The Bloomsbury Group artists are recognised for both their unconventional lifestyles and avantgarde art practises. Their artistic theories and experiments dramatically refashioned the landscape of British Modernism whilst their free-thinking bohemia nurtured a progressive culture, within which many of the values of their Edwardian upbringings were rejected.
From contained scenes of private London gardens to sweeping views from their Mediterranean travels, the works in this exhibition offer an insight into the lifestyles of these remarkable artists.
An introduction to the artists exhibited in Bloomsbury Life
Roger Fry (1866-1934)
Roger Fry whipped up a furore in the early 20th century with the opening of two exhibitions in 1910 and 1912: Manet and the Post-Impressionists and The Second Post-Impressionist Exhibition at the Grafton Galleries, London. The first exhibition included vividly coloured modern works by artists such as Van Gogh, Gauguin and Cézanne and attracted over 25,000 visitors over two months. It challenged established artistic traditions of form and beauty in Britain yet simultaneously enthused a younger generation of artists – namely, artists Vanessa Bell and Duncan Grant.
Vanessa Bell (1879-1961)
Vanessa Bell, and her sister Virginia Woolf, were instrumental in the establishment of the Bloomsbury Group. The tragic early death of both their parents saw Bell, the eldest sibling, become head of her family. Bell and Woolf opened their Bloomsbury home to like-minded, artistic individuals who would later become known as the Bloomsbury Group. Here, artists collaborated, shared ideas and formed close bonds - and in some cases, relationships.

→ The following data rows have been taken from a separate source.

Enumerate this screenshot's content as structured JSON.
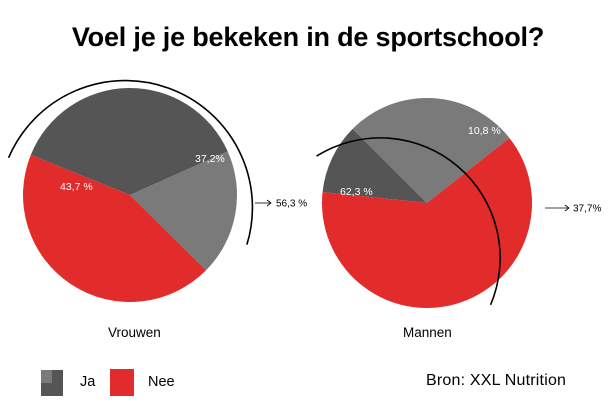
{
  "title": "Voel je je bekeken in de sportschool?",
  "source": "Bron: XXL Nutrition",
  "legend": [
    {
      "label": "Ja",
      "colors": [
        "#7a7a7a",
        "#555555"
      ]
    },
    {
      "label": "Nee",
      "color": "#e22b2b"
    }
  ],
  "chart_data": [
    {
      "type": "pie",
      "name": "Vrouwen",
      "slices": [
        {
          "value": 37.2,
          "label": "37,2%",
          "category": "Ja",
          "color": "#555555"
        },
        {
          "value": 19.1,
          "label": "",
          "category": "Ja",
          "color": "#7a7a7a"
        },
        {
          "value": 43.7,
          "label": "43,7 %",
          "category": "Nee",
          "color": "#e22b2b"
        }
      ],
      "bracket_label": "56,3 %"
    },
    {
      "type": "pie",
      "name": "Mannen",
      "slices": [
        {
          "value": 10.8,
          "label": "10,8 %",
          "category": "Ja",
          "color": "#555555"
        },
        {
          "value": 26.9,
          "label": "",
          "category": "Ja",
          "color": "#7a7a7a"
        },
        {
          "value": 62.3,
          "label": "62,3 %",
          "category": "Nee",
          "color": "#e22b2b"
        }
      ],
      "bracket_label": "37,7%"
    }
  ]
}
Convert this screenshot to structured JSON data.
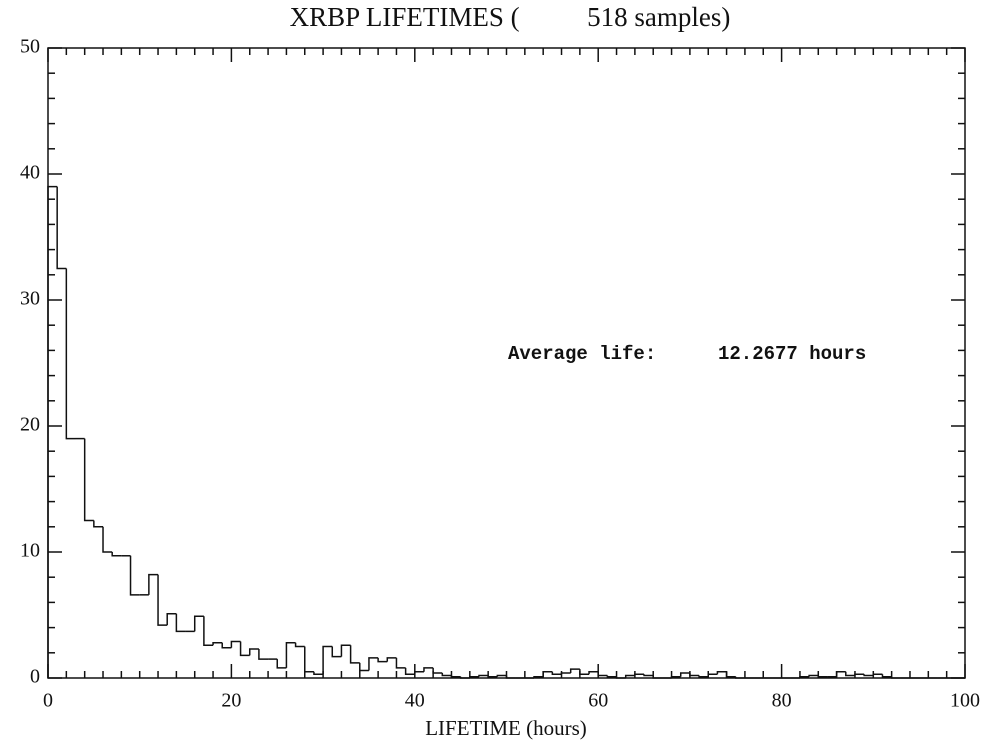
{
  "chart_data": {
    "type": "histogram",
    "title": "XRBP LIFETIMES (          518 samples)",
    "x_label": "LIFETIME (hours)",
    "annotations": [
      "Average life:",
      "12.2677 hours"
    ],
    "bins": [
      0,
      1,
      2,
      3,
      4,
      5,
      6,
      7,
      8,
      9,
      10,
      11,
      12,
      13,
      14,
      15,
      16,
      17,
      18,
      19,
      20,
      21,
      22,
      23,
      24,
      25,
      26,
      27,
      28,
      29,
      30,
      31,
      32,
      33,
      34,
      35,
      36,
      37,
      38,
      39,
      40,
      41,
      42,
      43,
      44,
      45,
      46,
      47,
      48,
      49,
      50,
      51,
      52,
      53,
      54,
      55,
      56,
      57,
      58,
      59,
      60,
      61,
      62,
      63,
      64,
      65,
      66,
      67,
      68,
      69,
      70,
      71,
      72,
      73,
      74,
      75,
      76,
      77,
      78,
      79,
      80,
      81,
      82,
      83,
      84,
      85,
      86,
      87,
      88,
      89,
      90,
      91,
      92,
      93,
      94,
      95,
      96,
      97,
      98,
      99,
      100
    ],
    "values": [
      39,
      32.5,
      19,
      19,
      12.5,
      12,
      10,
      9.7,
      9.7,
      6.6,
      6.6,
      8.2,
      4.2,
      5.1,
      3.7,
      3.7,
      4.9,
      2.6,
      2.8,
      2.4,
      2.9,
      1.8,
      2.3,
      1.5,
      1.5,
      0.8,
      2.8,
      2.5,
      0.5,
      0.3,
      2.5,
      1.7,
      2.6,
      1.2,
      0.6,
      1.6,
      1.3,
      1.6,
      0.8,
      0.3,
      0.5,
      0.8,
      0.4,
      0.2,
      0.1,
      0,
      0.1,
      0.2,
      0.1,
      0.2,
      0,
      0,
      0,
      0.1,
      0.5,
      0.3,
      0.4,
      0.7,
      0.3,
      0.5,
      0.2,
      0.1,
      0,
      0.2,
      0.3,
      0.2,
      0,
      0,
      0.1,
      0.4,
      0.2,
      0.1,
      0.3,
      0.5,
      0.1,
      0,
      0,
      0,
      0,
      0,
      0,
      0,
      0.1,
      0.2,
      0.1,
      0.1,
      0.5,
      0.2,
      0.3,
      0.2,
      0.3,
      0.1,
      0,
      0,
      0,
      0,
      0,
      0,
      0,
      0
    ],
    "color": "#000000",
    "xlim": [
      0,
      100
    ],
    "xticks": [
      0,
      20,
      40,
      60,
      80,
      100
    ],
    "ylim": [
      0,
      50
    ],
    "yticks": [
      0,
      10,
      20,
      30,
      40,
      50
    ]
  }
}
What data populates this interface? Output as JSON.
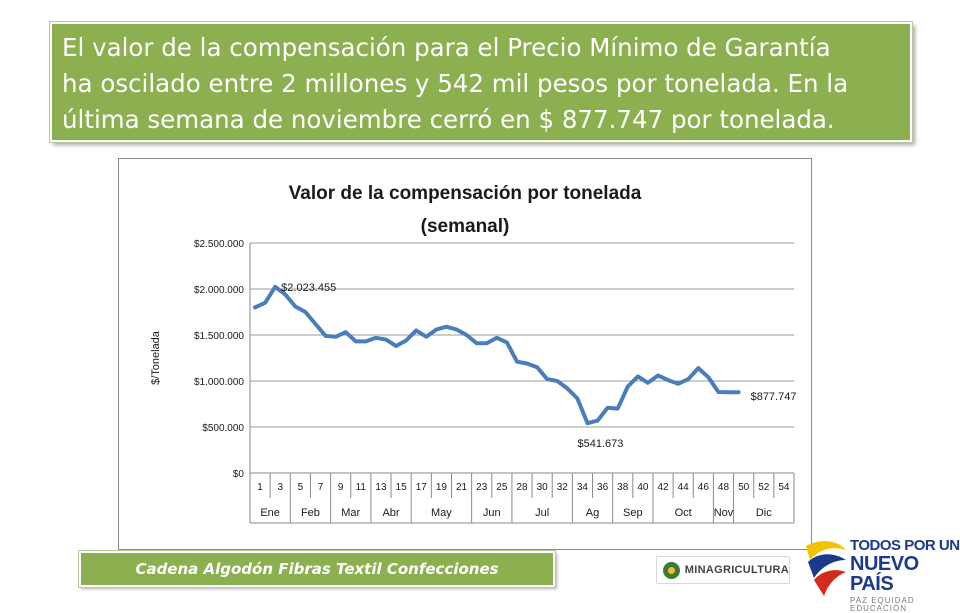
{
  "banner": {
    "line1": "El valor de la compensación para el Precio Mínimo de Garantía",
    "line2": "ha oscilado entre 2 millones y 542 mil pesos por tonelada. En la",
    "line3": "última semana de noviembre cerró en $ 877.747 por tonelada."
  },
  "footer": {
    "label": "Cadena Algodón Fibras Textil Confecciones"
  },
  "logos": {
    "ministry": "MINAGRICULTURA",
    "gov_line1": "TODOS POR UN",
    "gov_line2": "NUEVO PAÍS",
    "gov_line3": "PAZ  EQUIDAD  EDUCACIÓN"
  },
  "colors": {
    "banner": "#8cb050",
    "series": "#4a7ebb",
    "flag_yellow": "#f4c300",
    "flag_blue": "#1a3a8c",
    "flag_red": "#d52b1e"
  },
  "chart_data": {
    "type": "line",
    "title_line1": "Valor de la compensación por tonelada",
    "title_line2": "(semanal)",
    "ylabel": "$/Tonelada",
    "ylim": [
      0,
      2500000
    ],
    "yticks": [
      0,
      500000,
      1000000,
      1500000,
      2000000,
      2500000
    ],
    "ytick_labels": [
      "$0",
      "$500.000",
      "$1.000.000",
      "$1.500.000",
      "$2.000.000",
      "$2.500.000"
    ],
    "grid": true,
    "week_ticks": [
      "1",
      "3",
      "5",
      "7",
      "9",
      "11",
      "13",
      "15",
      "17",
      "19",
      "21",
      "23",
      "25",
      "28",
      "30",
      "32",
      "34",
      "36",
      "38",
      "40",
      "42",
      "44",
      "46",
      "48",
      "50",
      "52",
      "54"
    ],
    "months": [
      {
        "label": "Ene",
        "from": 0,
        "to": 2
      },
      {
        "label": "Feb",
        "from": 2,
        "to": 4
      },
      {
        "label": "Mar",
        "from": 4,
        "to": 6
      },
      {
        "label": "Abr",
        "from": 6,
        "to": 8
      },
      {
        "label": "May",
        "from": 8,
        "to": 11
      },
      {
        "label": "Jun",
        "from": 11,
        "to": 13
      },
      {
        "label": "Jul",
        "from": 13,
        "to": 16
      },
      {
        "label": "Ag",
        "from": 16,
        "to": 18
      },
      {
        "label": "Sep",
        "from": 18,
        "to": 20
      },
      {
        "label": "Oct",
        "from": 20,
        "to": 23
      },
      {
        "label": "Nov",
        "from": 23,
        "to": 24
      },
      {
        "label": "Dic",
        "from": 24,
        "to": 27
      }
    ],
    "series": [
      {
        "x": [
          1,
          2,
          3,
          4,
          5,
          6,
          7,
          8,
          9,
          10,
          11,
          12,
          13,
          14,
          15,
          16,
          17,
          18,
          19,
          20,
          21,
          22,
          23,
          24,
          25,
          26,
          27,
          28,
          29,
          30,
          31,
          32,
          33,
          34,
          35,
          36,
          37,
          38,
          39,
          40,
          41,
          42,
          43,
          44,
          45,
          46,
          47,
          48,
          49
        ],
        "values": [
          1800000,
          1850000,
          2023455,
          1940000,
          1810000,
          1750000,
          1620000,
          1490000,
          1480000,
          1530000,
          1430000,
          1430000,
          1470000,
          1450000,
          1380000,
          1440000,
          1550000,
          1480000,
          1560000,
          1590000,
          1560000,
          1500000,
          1410000,
          1410000,
          1470000,
          1420000,
          1210000,
          1190000,
          1150000,
          1020000,
          1000000,
          920000,
          810000,
          541673,
          570000,
          710000,
          700000,
          940000,
          1050000,
          980000,
          1060000,
          1010000,
          970000,
          1020000,
          1140000,
          1040000,
          880000,
          877747,
          877747
        ]
      }
    ],
    "annotations": [
      {
        "text": "$2.023.455",
        "x": 3,
        "y": 2023455
      },
      {
        "text": "$541.673",
        "x": 34,
        "y": 541673
      },
      {
        "text": "$877.747",
        "x": 49,
        "y": 877747
      }
    ]
  }
}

In 1912, Bell’s work was included in The Second Post-Impressionist Exhibition organised by Fry. Enthused by the first Post-Impressionist exhibition, Bell’s style at this time became bolder than ever, and her pursuit of colour was arguably unmatched by any of her contemporise. One of Bell’s most accomplished works from this date is Studland Beach which demonstrates her daring combination of bold colour and simplified form and has rightly been described as ‘one of the most radical works produced at that time in Britain…’. A work executed in the same year is on display in our current exhibition Bloomsbury Life which exemplifies this dramatic pursuit of line and colour. Click here to view Bell’s Still-Life of Dahlias, Chrysanthemums and Begonias 1912.
Born in Scotland in 1885, Grant and his family shortly moved to India and Burma between the years of 1887-1894. The family moved back to Britain in 1894 where Grant’s interest in the arts grew and in 1902 he attended Westminster School of Art. In 1905, Grant met Bell at her house in Bloomsbury and was introduced to the artists, writers and thinkers who would become known as the Bloomsbury Group. Among those who encouraged him throughout his early career is the artist Simon Bussy, whom Grant would later refer to as his Master.
Grant was also significantly inspired by Fry’s two exhibitions and was also included in The Second Post-Impressionist Exhibition. In the years that preceded the exhibition, Duncan’s radical experiments in composition and perspectival positioning demonstrate the influence of European modernism such as post-impressionist and cubism. His painting The Tub c. 1913, in the collection of the Tate, is often lauded as one of his most accomplished feats in modernist painting.
A year after Fry’s exhibition, Grant, Bell and Fry founded the Omega Workshops; a cooperative for the decorative arts which championed and promoted the artistic significance of textiles, pottery, clothing and furniture. This celebration of the decorative arts – and desire to break down any segregation between fine art and design - remained a dominant pursuit for Bell and Grant, most notably realised at Charleston Farmhouse.
Charleston Farmhouse was the home and country retreat for both artists from 1916 until their deaths. The house is a magnificent manifestation of their unbridled artistic proclivities to paint their domestic surroundings. The spontaneous programme of interior works that ensued during their time at Charleston can be seen as one of their most conspicuous artistic legacy.